Não obstante, em 30/3/2004 veio a ser editado o Decreto n° 5.025, que, a pretexto de regulamentar a primeira etapa do Proinfa, dispôs, em seu art. 11, inciso V, que os contratos de compra de energia a serem firmados com a Eletrobrás deveriam conter “cláusula de redução do preço contratado na hipótese de o produtor vir a ser beneficiado com novos incentivos às tecnologias consideradas no Proinfa”. Na mesma linha, o art. 16° do mesmo decreto incluiu entre as receitas da “Conta Proinfa”, a ser administrada pela Eletrobrás, “eventuais benefícios financeiros provenientes do Mecanismo de Desenvolvimento Limpo (MDL)”.
Depois, em 31/8/2006, foi editado o Decreto nº 5.882, que pretendeu ratificar a apropriação pela Eletrobrás dos créditos de carbono de titularidade dos empreendimentos geradores de energia limpa no âmbito do Proinfa, antes feita pelo Decreto nº 5.025/04, adicionando que cumpriria à Eletrobrás “desenvolver, direta ou indiretamente, os processos de preparação e validação dos Documentos de Concepção de Projeto (DCP), registro, monitoramento e certificação das reduções de emissões, além da comercialização dos créditos de carbono obtidos no Proinfa”
No entanto, é evidente que as mencionadas previsões regulamentares carecem de legitimidade, pois somente lei em sentido formal, assim entendida aquela emanada do Poder Legislativo, poderia impor aos empreendimentos geradores de energia limpa a obrigação de transferir à Eletrobrás o direito de propriedade sobre os benefícios do Mecanismo de Desenvolvimento Limpo (MDL) ou créditos de carbono à luz do princípio da legalidade inscrito no art. 5°, inciso II, da Constituição Federal.
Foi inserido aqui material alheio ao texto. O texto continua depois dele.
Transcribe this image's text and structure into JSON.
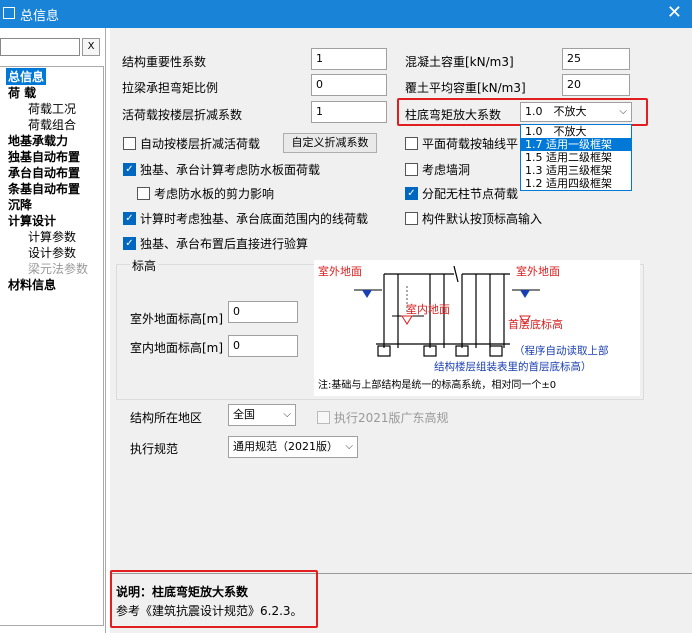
{
  "window": {
    "title": "总信息",
    "close": "✕"
  },
  "left": {
    "search_value": "",
    "clear_label": "X",
    "tree": [
      "总信息",
      "荷 载",
      "荷载工况",
      "荷载组合",
      "地基承载力",
      "独基自动布置",
      "承台自动布置",
      "条基自动布置",
      "沉降",
      "计算设计",
      "计算参数",
      "设计参数",
      "梁元法参数",
      "材料信息"
    ]
  },
  "form": {
    "structure_importance_label": "结构重要性系数",
    "structure_importance_value": "1",
    "tie_beam_moment_label": "拉梁承担弯矩比例",
    "tie_beam_moment_value": "0",
    "live_load_reduction_label": "活荷载按楼层折减系数",
    "live_load_reduction_value": "1",
    "concrete_density_label": "混凝土容重[kN/m3]",
    "concrete_density_value": "25",
    "soil_density_label": "覆土平均容重[kN/m3]",
    "soil_density_value": "20",
    "column_moment_label": "柱底弯矩放大系数",
    "column_moment_value": "1.0　不放大",
    "column_moment_options": [
      "1.0　不放大",
      "1.7 适用一级框架",
      "1.5 适用二级框架",
      "1.3 适用三级框架",
      "1.2 适用四级框架"
    ],
    "auto_reduction_label": "自动按楼层折减活荷载",
    "custom_reduction_btn": "自定义折减系数",
    "plane_load_label": "平面荷载按轴线平",
    "waterproof_label": "独基、承台计算考虑防水板面荷载",
    "wall_label": "考虑墙洞",
    "shear_label": "考虑防水板的剪力影响",
    "distribute_label": "分配无柱节点荷载",
    "line_load_label": "计算时考虑独基、承台底面范围内的线荷载",
    "default_elev_label": "构件默认按顶标高输入",
    "check_label": "独基、承台布置后直接进行验算",
    "elevation_group": "标高",
    "outdoor_elev_label": "室外地面标高[m]",
    "outdoor_elev_value": "0",
    "indoor_elev_label": "室内地面标高[m]",
    "indoor_elev_value": "0",
    "region_label": "结构所在地区",
    "region_value": "全国",
    "guangdong_label": "执行2021版广东高规",
    "code_label": "执行规范",
    "code_value": "通用规范（2021版）"
  },
  "diagram": {
    "outdoor_left": "室外地面",
    "outdoor_right": "室外地面",
    "indoor": "室内地面",
    "first_floor": "首层底标高",
    "auto_read_1": "（程序自动读取上部",
    "auto_read_2": "结构楼层组装表里的首层底标高）",
    "note": "注:基础与上部结构是统一的标高系统，相对同一个±0"
  },
  "description": {
    "title": "说明：柱底弯矩放大系数",
    "text": "参考《建筑抗震设计规范》6.2.3。"
  },
  "colors": {
    "accent": "#0078d7",
    "highlight": "#e21f1f",
    "diagram_red": "#d62020",
    "diagram_blue": "#1a3fb0"
  }
}
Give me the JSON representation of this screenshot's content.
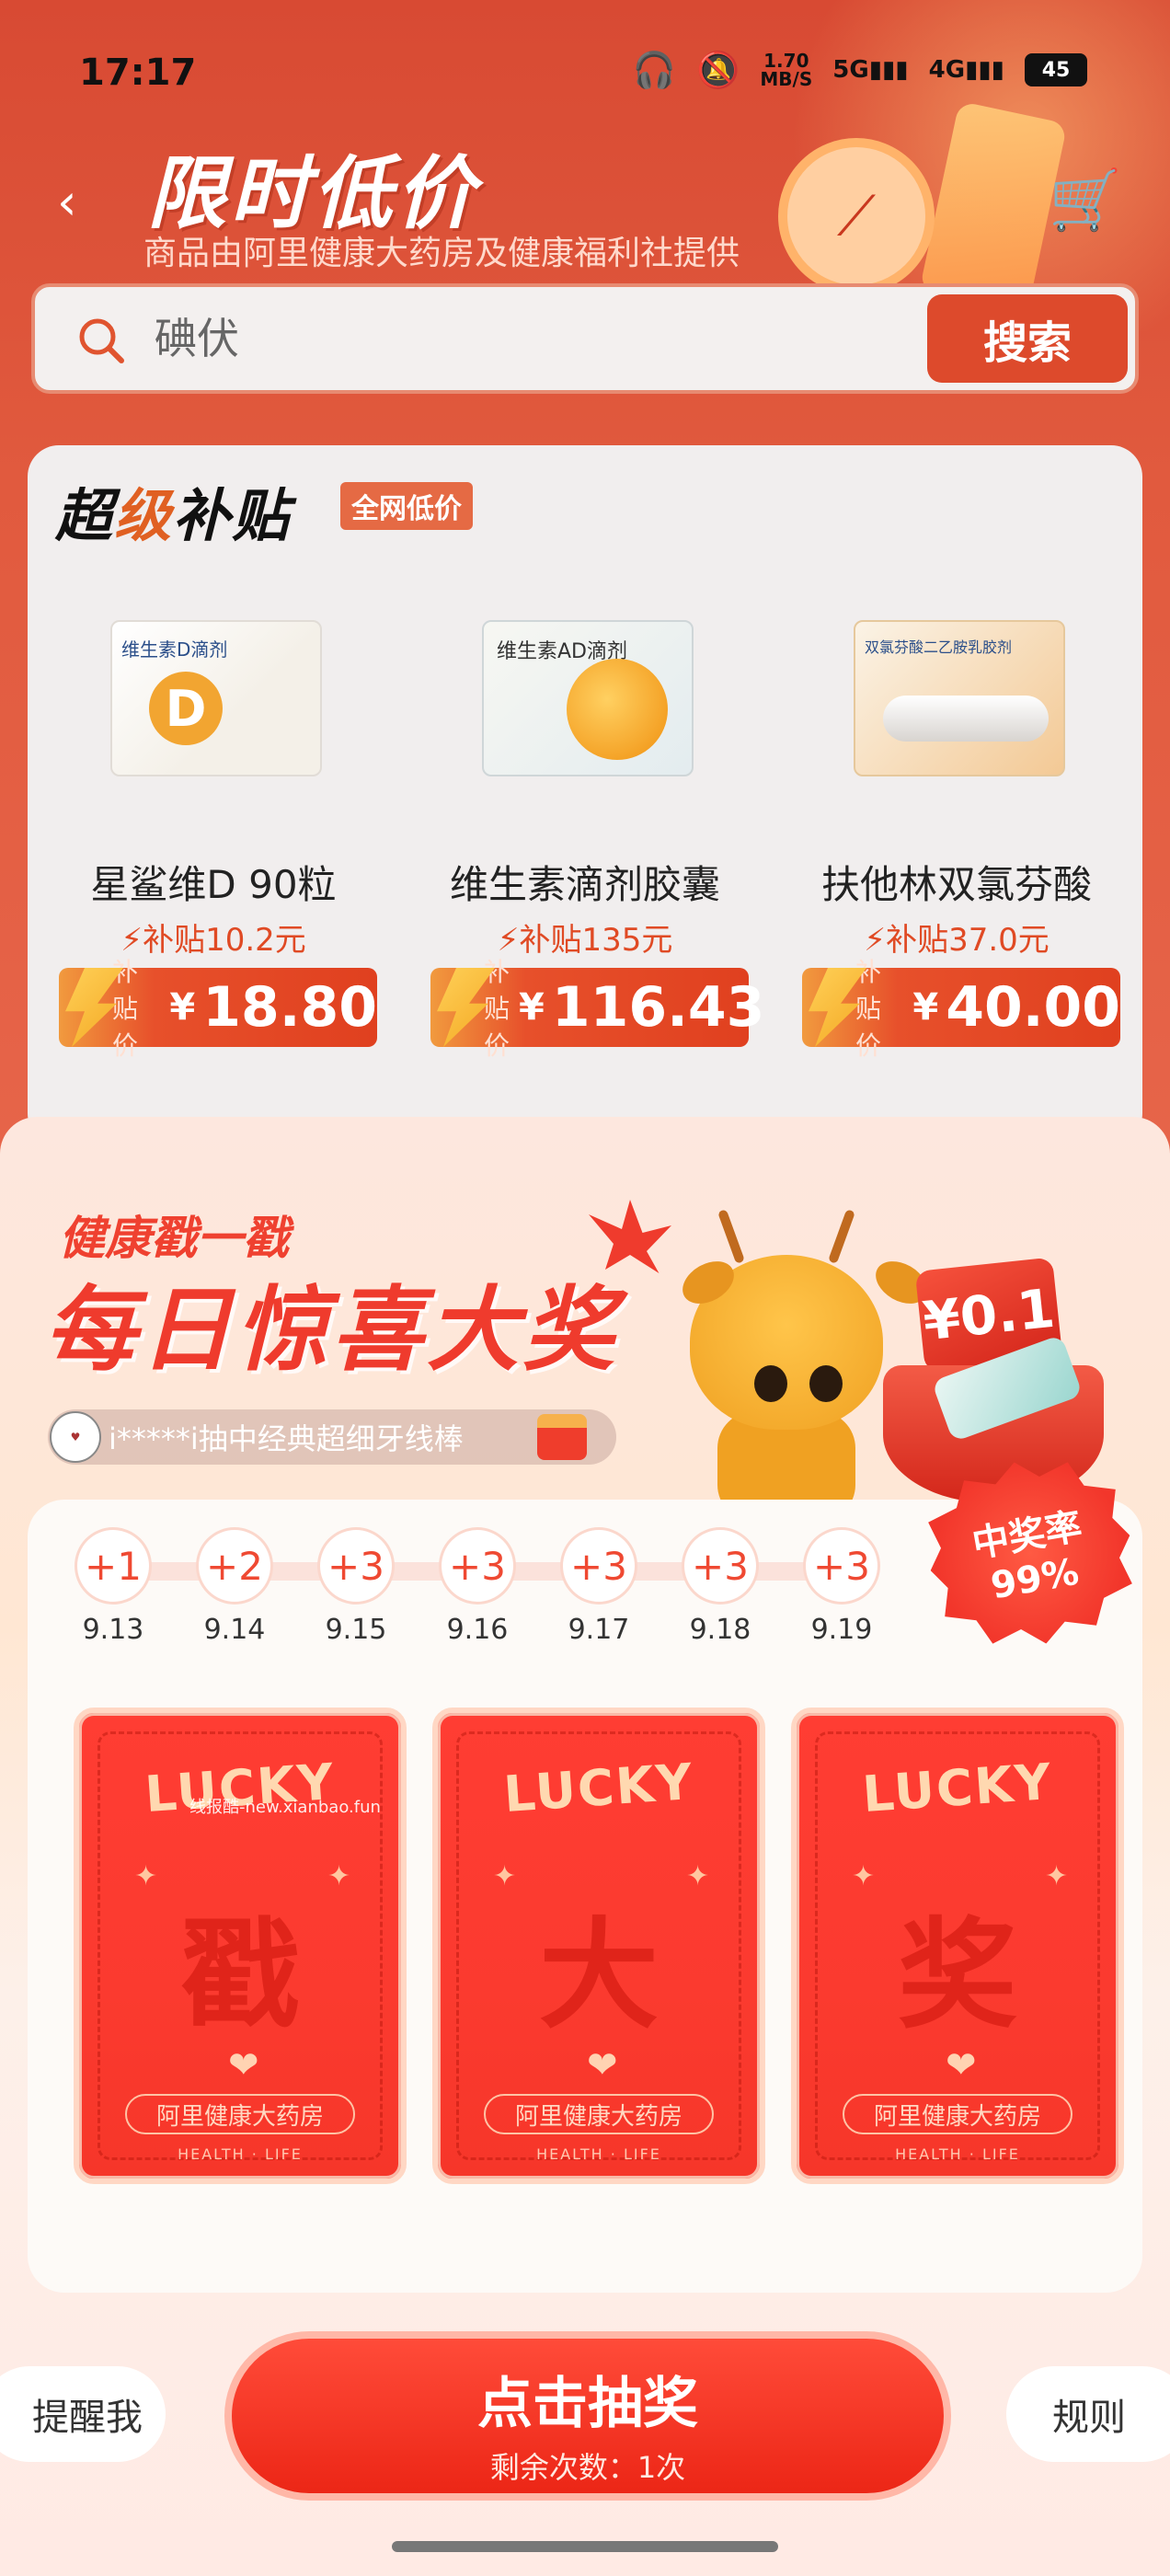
{
  "status_bar": {
    "time": "17:17",
    "speed_value": "1.70",
    "speed_unit": "MB/S",
    "net1": "5G",
    "net2": "4G",
    "battery": "45"
  },
  "header": {
    "title": "限时低价",
    "subtitle": "商品由阿里健康大药房及健康福利社提供"
  },
  "search": {
    "placeholder": "碘伏",
    "button": "搜索"
  },
  "subsidy": {
    "title_a": "超",
    "title_b": "级",
    "title_c": "补贴",
    "badge": "全网低价",
    "products": [
      {
        "name": "星鲨维D 90粒",
        "subsidy": "⚡补贴10.2元",
        "price_label": "补贴价",
        "currency": "¥",
        "price": "18.80"
      },
      {
        "name": "维生素滴剂胶囊",
        "subsidy": "⚡补贴135元",
        "price_label": "补贴价",
        "currency": "¥",
        "price": "116.43"
      },
      {
        "name": "扶他林双氯芬酸",
        "subsidy": "⚡补贴37.0元",
        "price_label": "补贴价",
        "currency": "¥",
        "price": "40.00"
      }
    ],
    "img_text_d": "维生素D滴剂",
    "img_text_ad": "维生素AD滴剂",
    "img_text_cream": "双氯芬酸二乙胺乳胶剂"
  },
  "sheet": {
    "subtitle": "健康戳一戳",
    "title": "每日惊喜大奖",
    "gift_amount": "¥0.1",
    "winner_text": "i*****i抽中经典超细牙线棒",
    "rate_label": "中奖率",
    "rate_value": "99%",
    "checkins": [
      {
        "bonus": "+1",
        "date": "9.13"
      },
      {
        "bonus": "+2",
        "date": "9.14"
      },
      {
        "bonus": "+3",
        "date": "9.15"
      },
      {
        "bonus": "+3",
        "date": "9.16"
      },
      {
        "bonus": "+3",
        "date": "9.17"
      },
      {
        "bonus": "+3",
        "date": "9.18"
      },
      {
        "bonus": "+3",
        "date": "9.19"
      }
    ],
    "cards": [
      {
        "word": "LUCKY",
        "char": "戳",
        "brand": "阿里健康大药房",
        "foot": "HEALTH · LIFE"
      },
      {
        "word": "LUCKY",
        "char": "大",
        "brand": "阿里健康大药房",
        "foot": "HEALTH · LIFE"
      },
      {
        "word": "LUCKY",
        "char": "奖",
        "brand": "阿里健康大药房",
        "foot": "HEALTH · LIFE"
      }
    ],
    "watermark": "线报酷-new.xianbao.fun"
  },
  "actions": {
    "remind": "提醒我",
    "draw": "点击抽奖",
    "remaining": "剩余次数：1次",
    "rules": "规则"
  }
}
Não poderiam fazê-lo, a toda evidência, os decretos 5.025/04 e 5.886/06, sob pretexto de regulamentar a lei, uma vez que estariam invadindo a competência legislativa conferida pelo art. 2, II, da Constituição Federal, incorrendo assim no campo da ilegalidade.
É pacífico que o art. 84, inciso IV, da Constituição Federal, conferiu ao presidente da República competência para expedir decretos e regulamentos apenas e somente para fiel execução das leis. Sendo assim, em nosso sistema legal é vedado ao chefe do Poder Executivo, por meio do regulamento, estabelecer, alterar ou extinguir direitos. Nesse sentido ensina Celso Antônio Bandeira de Mello que “onde se estabelecem, alteram ou extinguem direitos, não há regulamentos — há abuso do poder regulamentar, invasão da competência legislativa”.
Diante disso, carece de suporte legal a pretensão inserida nos referidos decretos 5.025/04 e 5.882/06 de transferir a titularidade dos benefícios oriundos do Mecanismo de Desenvolvimento Limpo (MDL) ou créditos de carbono dos empreendimentos produtores à Eletrobrás no âmbito do Programa Proinfa.